We keep hearing about young entrepreneurs dropping out of college to start multi-million-dollar companies. This was not the case for Jim Simons and Renaissance Technologies. He started his entrepreneurial journey at 40 years in 1978, having just quit academia. A brilliant mathematician, he figured that he could use his talents better in financial speculation. He believed that he could build numerical models that would allow him to detect profitability patterns in the stock market. Based on this idea, he set out in 1978 with his own investing company, calling it “Monemetrics”. This combined the words “money” and “econometrics”, claiming that financial data would be analyzed to make economic gain. Three years later, this name would change to the one we know today: Renaissance Technologies.
A huge loss in 1984 led Simons to further evaluate his methods. His partner, Leonard Baum, had lost the firm a lot of money, forcing Simons so automatically sell his shares as per their clause, ending the partnership. Simons would go on to develop a new formula based on new algorithms and pricing data to conquer financial markets. This approach by Jim Simmons led to the Quant Revolution, completely changing the way investors viewed the Stock Market.
The Jim Simons inspired Quant revolution had but one aim: remove emotion from investing decision. These quantitative models were based on historical data going back to the 1700s, detecting even the slightest patterns of profitability. As per Greg Zuckerman’s book “The Man Who Solved the Market: How Jim Simons Launched the Quant Revolution”, Simon’s methods are based on pure data to remove “behavioral biases”. According to Simons, traditional methods of investing based on intuition or analysis of balance sheets were outdated. Instead, he believed in creating models and codes that would analyze all these trends and data almost instantaneously.

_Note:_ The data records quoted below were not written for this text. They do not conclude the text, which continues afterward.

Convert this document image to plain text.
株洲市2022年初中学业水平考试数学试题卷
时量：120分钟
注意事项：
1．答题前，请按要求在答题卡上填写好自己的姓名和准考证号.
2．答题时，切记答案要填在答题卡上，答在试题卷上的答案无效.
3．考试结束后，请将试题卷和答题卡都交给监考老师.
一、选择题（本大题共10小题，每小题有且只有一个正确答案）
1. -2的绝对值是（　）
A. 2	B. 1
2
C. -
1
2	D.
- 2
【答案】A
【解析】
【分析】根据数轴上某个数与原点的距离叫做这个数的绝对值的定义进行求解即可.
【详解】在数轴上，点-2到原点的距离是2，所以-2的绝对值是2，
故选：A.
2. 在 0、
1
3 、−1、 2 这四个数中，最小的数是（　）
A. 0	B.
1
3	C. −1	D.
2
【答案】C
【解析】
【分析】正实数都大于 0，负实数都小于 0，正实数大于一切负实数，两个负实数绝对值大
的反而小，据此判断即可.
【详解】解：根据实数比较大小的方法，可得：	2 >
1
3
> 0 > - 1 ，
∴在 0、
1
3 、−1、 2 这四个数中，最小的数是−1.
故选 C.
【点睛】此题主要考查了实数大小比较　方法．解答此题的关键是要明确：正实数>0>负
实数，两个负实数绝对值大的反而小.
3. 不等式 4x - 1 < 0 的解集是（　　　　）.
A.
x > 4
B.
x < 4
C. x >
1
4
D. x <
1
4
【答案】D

Simons’ methods soon became the norm of the market. Quantitative-based investing now accounts for the largest portion of daily stock trading, but few firms do it on the same scale as Renaissance Technologies. Jim Simons’ Hedge Fund is a market leader in this regard. Today, most trading is machine and algorithm-based. However, some claim that this quantitative method is unfair and non-transparent, with organizations like the SEC ensuring this is not the case.

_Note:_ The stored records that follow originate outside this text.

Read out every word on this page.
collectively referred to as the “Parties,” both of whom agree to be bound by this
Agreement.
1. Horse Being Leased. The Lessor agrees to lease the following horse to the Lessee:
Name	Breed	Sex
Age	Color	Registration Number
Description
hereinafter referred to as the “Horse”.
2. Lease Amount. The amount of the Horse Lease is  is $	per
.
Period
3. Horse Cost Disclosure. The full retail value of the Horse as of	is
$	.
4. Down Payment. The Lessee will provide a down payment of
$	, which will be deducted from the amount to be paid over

Jim Simons and Renaissance Technologies have had incredible success in the stock market as a result of their quantitative approach. As per Greg Zuckerman, since 1998 Renaissance’s flagship Medallion Fund has returned 66% annually, or 39% after fees. Simons no longer oversees this fund, but plays an active role in the company, nonetheless. Renaissance has grown its portfolio more than tenfold over the last 15 years. As of June 2019, the company managed $65 billion worth of Hedge funds, making them one of the largest hedge fund firms in the world.
In a world where Big Data is on the rise, one can not help but admire Jim Simon’s and Renaissance Technologies’ approach. They were looking at numbers and predicting patterns much before anyone else thought of it. A market disruptor in his own right, at 82 years of age, Jim Simons might just be the smartest billionaire in the world.